Still other objects of the invention will become readily apparent to those skilled in this art from the following description wherein there is shown and described a preferred embodiment of this invention simply by way of illustration of one of the modes best suited to carry out the invention. As it will be realized, the invention is capable of other different embodiments and its several details are capable of modifications in various, obvious aspects all without departing from the invention. Accordingly, the drawing and descriptions will be regarded as illustrative in nature and not as restrictive.

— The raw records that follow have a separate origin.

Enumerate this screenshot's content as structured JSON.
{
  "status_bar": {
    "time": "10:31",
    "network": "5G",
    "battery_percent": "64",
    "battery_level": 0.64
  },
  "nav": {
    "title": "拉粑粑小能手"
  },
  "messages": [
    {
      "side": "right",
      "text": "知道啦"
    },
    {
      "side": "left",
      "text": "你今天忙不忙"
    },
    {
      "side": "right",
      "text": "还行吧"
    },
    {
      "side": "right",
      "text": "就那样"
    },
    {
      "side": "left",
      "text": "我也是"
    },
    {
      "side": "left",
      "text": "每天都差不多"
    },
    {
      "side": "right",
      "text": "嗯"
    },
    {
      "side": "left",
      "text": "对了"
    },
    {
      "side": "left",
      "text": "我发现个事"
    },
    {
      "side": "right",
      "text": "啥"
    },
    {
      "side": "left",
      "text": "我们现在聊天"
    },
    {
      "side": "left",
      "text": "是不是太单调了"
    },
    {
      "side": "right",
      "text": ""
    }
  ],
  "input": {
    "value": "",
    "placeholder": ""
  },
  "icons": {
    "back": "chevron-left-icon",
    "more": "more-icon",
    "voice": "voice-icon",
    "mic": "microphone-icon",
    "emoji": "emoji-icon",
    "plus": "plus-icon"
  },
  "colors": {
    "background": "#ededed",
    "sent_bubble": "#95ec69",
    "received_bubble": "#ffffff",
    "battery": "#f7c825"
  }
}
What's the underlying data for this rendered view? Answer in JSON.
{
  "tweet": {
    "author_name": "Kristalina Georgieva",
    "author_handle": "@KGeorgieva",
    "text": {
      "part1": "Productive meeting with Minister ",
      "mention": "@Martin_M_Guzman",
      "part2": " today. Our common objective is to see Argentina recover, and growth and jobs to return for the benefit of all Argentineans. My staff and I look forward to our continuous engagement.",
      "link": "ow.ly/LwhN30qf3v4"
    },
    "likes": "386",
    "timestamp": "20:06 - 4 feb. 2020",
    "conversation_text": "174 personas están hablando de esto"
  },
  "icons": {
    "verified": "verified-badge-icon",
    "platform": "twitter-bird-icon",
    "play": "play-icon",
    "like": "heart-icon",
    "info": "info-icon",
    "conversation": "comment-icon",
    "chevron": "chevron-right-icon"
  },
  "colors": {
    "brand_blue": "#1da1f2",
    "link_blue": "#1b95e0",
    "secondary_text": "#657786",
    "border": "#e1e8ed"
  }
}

The accompanying drawing incorporated in and forming a part of the specification, illustrates several aspects of the present invention, and together with the description serves to explain the principles of the invention. In the drawing:
FIG. 1 is a perspective view of a lift truck of the present invention shown holding a boat in a carrying position wherein the operator has a clear view between the side rails of the upright assembly and beneath the bottom of the boat hull;
FIG. 2 is a perspective view of the lift truck wherein the upright is shown in a negative lift configuration engaging a boat at dockside;
FIG. 3 is a rear quarter perspective view of the combined upright and carriage assembly of the present invention particularly showing the drive assembly;
FIG. 3A is a schematical circuit diagram showing one circuit for controlling the operation of the main lift cylinders;
FIG. 4 is a side elevational view showing the combined upright and carriage assembly in a full positive lift configuration;
FIG. 5 is a fragmentary and partially sectional front elevational view showing the carriage assembly in a full positive lift configuration including the hydraulic hoses feeding the fork actuators;
FIG. 6 is view similar to FIG. 5 but showing the carriage assembly alone and demonstrating the relative pivotal movement of the forks; and
FIG. 7 is a schematical circuit diagram showing the sideshifter circuit for shifting the forks of the lift assembly of the present invention;
Reference is now made in detail to the preferred embodiment of the invention, an example of which is illustrated in the accompanying drawings.
Referring now to the drawing figures and particularly FIGS. 1 and 2, the apparatus 10 of the present invention is shown. As described in greater detail below, the apparatus 10 provides both extensive positive (upward above ground level as shown in FIG. 1) and negative (downward below ground level as shown in FIG. 2) lift capabilities. Such capability is particularly suited for "marina" type lifts where it is necessary to lower boats into and raise boats out of the water from an elevated dock D. It should be appreciated, however, that the apparatus 10 of the present invention is adapted for uses other than those associated with a marina, that the marina setting is only being utilized as an example and that the broader aspects of the invention should not be limited thereto.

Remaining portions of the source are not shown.